WASHINGTON — Closing out another chapter in the Whitewater inquiry, an investigator for independent counsel Kenneth W. Starr has concluded there is no evidence to support allegations that conservative activists gave financial assistance to chief Clinton opponent David Hale to influence his testimony against the president.
The yearlong inquiry by investigator Michael E. Shaheen Jr. examined allegations that the conservative magazine American Spectator, heavily backed by billionaire philanthropist Richard Mellon Scaife, gave aid to Hale to ensure his 1996 testimony.
Hale, a former municipal judge who pleaded guilty to Whitewater fraud charges, testified that President Clinton and business partner James B. McDougal urged him to make a fraudulent $300,000 loan with federal backing to shore up their Arkansas real estate deals in the 1980s. Hale ran an investment company at the time.
Clinton denied the charge under oath, and Starr was unable to prove the allegation.
Scaife and American Spectator acknowledged that they were financing extensive investigations into Clinton's past activities, leading to accusations early last year by First Lady Hillary Rodham Clinton that "a vast right-wing conspiracy" was out to discredit the president.
Scaife gave American Spectator $2.4 million through the fall of 1997, $1.8 million of which was earmarked for obtaining information about the Clintons during their years in Arkansas, magazine officials said. But publisher Terry H. Eastland said last year that an audit produced no evidence that any money or other benefits went to Hale.
Supporters of the president noted that, since 1961, Scaife or his family foundation also had given $12.7 million to Pepperdine University in Malibu. Pepperdine offered Starr dual deanships, which Starr initially accepted, then turned down because of the length of his Whitewater investigation.
Shaheen, who conducted the Hale investigation without fee, is a retired Justice Department official who led the agency's internal watchdog unit. He was chosen by both Starr and Atty. Gen. Janet Reno as an impartial investigator and had the use of FBI agents. Shaheen reported his findings to a panel of retired judges.

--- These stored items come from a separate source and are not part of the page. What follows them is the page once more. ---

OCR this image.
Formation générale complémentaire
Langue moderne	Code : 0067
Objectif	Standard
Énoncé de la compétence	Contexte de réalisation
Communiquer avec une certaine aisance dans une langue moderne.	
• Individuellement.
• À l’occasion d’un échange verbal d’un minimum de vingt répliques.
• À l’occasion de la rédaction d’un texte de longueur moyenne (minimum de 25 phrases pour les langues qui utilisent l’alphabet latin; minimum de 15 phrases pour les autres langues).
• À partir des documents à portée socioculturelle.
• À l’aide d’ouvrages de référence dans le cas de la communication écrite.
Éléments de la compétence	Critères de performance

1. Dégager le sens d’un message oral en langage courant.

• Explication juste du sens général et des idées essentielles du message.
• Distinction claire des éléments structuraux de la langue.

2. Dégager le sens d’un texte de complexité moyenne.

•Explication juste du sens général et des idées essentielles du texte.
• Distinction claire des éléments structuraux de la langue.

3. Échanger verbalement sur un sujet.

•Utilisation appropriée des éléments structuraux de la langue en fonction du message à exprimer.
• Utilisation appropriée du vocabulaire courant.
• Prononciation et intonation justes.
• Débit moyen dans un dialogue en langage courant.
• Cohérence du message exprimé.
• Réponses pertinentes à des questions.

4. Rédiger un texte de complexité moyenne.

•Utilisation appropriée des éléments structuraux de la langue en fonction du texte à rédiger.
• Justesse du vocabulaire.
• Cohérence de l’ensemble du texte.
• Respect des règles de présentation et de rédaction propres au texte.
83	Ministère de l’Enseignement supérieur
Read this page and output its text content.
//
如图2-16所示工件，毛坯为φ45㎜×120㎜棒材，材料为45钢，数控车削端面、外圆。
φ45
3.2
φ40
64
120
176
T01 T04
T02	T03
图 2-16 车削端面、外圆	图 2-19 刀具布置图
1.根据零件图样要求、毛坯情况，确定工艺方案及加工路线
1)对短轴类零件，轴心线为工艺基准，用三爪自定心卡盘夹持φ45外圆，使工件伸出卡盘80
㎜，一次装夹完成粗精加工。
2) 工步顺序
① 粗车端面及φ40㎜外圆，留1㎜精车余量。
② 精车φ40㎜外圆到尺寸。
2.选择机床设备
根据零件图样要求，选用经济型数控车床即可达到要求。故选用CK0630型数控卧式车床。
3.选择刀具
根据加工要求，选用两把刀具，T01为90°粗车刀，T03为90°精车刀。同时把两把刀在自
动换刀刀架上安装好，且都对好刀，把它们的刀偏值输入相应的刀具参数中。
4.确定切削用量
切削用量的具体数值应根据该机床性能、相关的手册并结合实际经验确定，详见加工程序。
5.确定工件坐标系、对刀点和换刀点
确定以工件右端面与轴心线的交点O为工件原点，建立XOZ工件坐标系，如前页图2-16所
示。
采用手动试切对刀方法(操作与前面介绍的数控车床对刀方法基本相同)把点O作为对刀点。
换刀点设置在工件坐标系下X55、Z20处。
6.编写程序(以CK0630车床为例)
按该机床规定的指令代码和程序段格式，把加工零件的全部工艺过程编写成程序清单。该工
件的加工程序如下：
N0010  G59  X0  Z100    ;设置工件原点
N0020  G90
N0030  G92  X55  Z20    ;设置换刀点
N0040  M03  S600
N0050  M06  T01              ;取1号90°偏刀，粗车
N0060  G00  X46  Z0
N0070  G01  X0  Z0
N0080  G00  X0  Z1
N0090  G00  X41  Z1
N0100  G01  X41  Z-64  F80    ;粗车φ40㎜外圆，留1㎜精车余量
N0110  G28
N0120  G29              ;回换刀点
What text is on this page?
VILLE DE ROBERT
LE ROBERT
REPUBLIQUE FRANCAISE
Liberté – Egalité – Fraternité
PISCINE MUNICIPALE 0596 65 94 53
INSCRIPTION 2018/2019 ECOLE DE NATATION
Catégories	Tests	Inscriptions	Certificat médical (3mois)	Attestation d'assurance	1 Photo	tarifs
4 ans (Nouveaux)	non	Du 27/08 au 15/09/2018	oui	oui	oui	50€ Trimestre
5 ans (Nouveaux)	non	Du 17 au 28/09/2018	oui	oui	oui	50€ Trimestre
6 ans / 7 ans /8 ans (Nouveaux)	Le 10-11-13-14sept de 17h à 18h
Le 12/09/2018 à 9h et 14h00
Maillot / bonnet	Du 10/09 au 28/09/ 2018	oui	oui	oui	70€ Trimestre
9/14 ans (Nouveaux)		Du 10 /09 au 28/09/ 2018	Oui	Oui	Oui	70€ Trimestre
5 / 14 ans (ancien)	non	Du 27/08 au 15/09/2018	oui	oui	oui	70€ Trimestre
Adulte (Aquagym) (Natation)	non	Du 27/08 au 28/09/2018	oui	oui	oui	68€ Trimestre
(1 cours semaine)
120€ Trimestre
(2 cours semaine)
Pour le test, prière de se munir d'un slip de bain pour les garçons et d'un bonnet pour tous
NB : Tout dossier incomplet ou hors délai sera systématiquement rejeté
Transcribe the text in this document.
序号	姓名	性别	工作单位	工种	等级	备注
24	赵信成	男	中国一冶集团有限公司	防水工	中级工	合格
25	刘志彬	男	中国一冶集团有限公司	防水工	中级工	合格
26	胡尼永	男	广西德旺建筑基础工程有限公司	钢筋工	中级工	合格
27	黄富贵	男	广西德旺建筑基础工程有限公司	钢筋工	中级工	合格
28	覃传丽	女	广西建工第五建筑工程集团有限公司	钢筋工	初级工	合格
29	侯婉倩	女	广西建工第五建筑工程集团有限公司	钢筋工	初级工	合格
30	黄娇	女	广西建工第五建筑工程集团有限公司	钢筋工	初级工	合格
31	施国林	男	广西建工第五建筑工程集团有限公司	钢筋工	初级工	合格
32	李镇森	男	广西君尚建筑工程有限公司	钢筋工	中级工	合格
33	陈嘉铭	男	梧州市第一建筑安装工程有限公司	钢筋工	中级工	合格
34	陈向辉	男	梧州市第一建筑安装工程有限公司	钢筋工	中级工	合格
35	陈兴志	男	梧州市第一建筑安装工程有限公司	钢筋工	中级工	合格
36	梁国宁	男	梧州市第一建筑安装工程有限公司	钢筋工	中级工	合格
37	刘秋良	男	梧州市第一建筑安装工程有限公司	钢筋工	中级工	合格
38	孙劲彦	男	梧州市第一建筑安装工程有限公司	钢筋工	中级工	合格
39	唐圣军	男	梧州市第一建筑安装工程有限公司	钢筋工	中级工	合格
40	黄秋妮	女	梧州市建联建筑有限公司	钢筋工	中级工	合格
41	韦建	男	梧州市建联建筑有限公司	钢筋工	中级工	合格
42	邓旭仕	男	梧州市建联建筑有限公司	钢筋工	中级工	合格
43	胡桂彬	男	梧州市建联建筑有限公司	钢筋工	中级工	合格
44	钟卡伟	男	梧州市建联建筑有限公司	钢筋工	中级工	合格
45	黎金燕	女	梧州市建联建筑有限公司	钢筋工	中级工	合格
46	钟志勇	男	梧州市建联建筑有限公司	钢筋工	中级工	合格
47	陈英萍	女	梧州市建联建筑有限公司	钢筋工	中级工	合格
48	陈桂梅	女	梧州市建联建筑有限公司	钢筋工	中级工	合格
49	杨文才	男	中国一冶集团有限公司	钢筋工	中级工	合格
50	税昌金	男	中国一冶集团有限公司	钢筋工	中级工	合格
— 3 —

Details of Shaheen's 168-page report were not disclosed. However, sources said that his principal finding was that American Spectator once paid about $8,000 to an attorney to represent Hale at a court appearance. But Hale never asked for the attorney and immediately dismissed him, Shaheen found.
The Associated Press reported in March 1998 that unnamed Clinton backers claimed Hale stayed rent-free in a fishing cabin, had the use of a car and received other assistance from conservative advocates while he was cooperating with Starr's Whitewater investigation. But the official inquiry found little or nothing to support those allegations, sources said.
In a letter to Hale's lawyer, Shaheen wrote he had concluded "that no prosecution be initiated" against Hale or anyone else. Shaheen added that "the conclusion has been accepted by the Office of Independent Counsel."
Starr, who has disclosed that he has found no criminal wrongdoing by the president or his wife in connection with Whitewater transactions in Arkansas, is working hard to wrap up "loose ends" of which the Hale matter was one, a former associate said.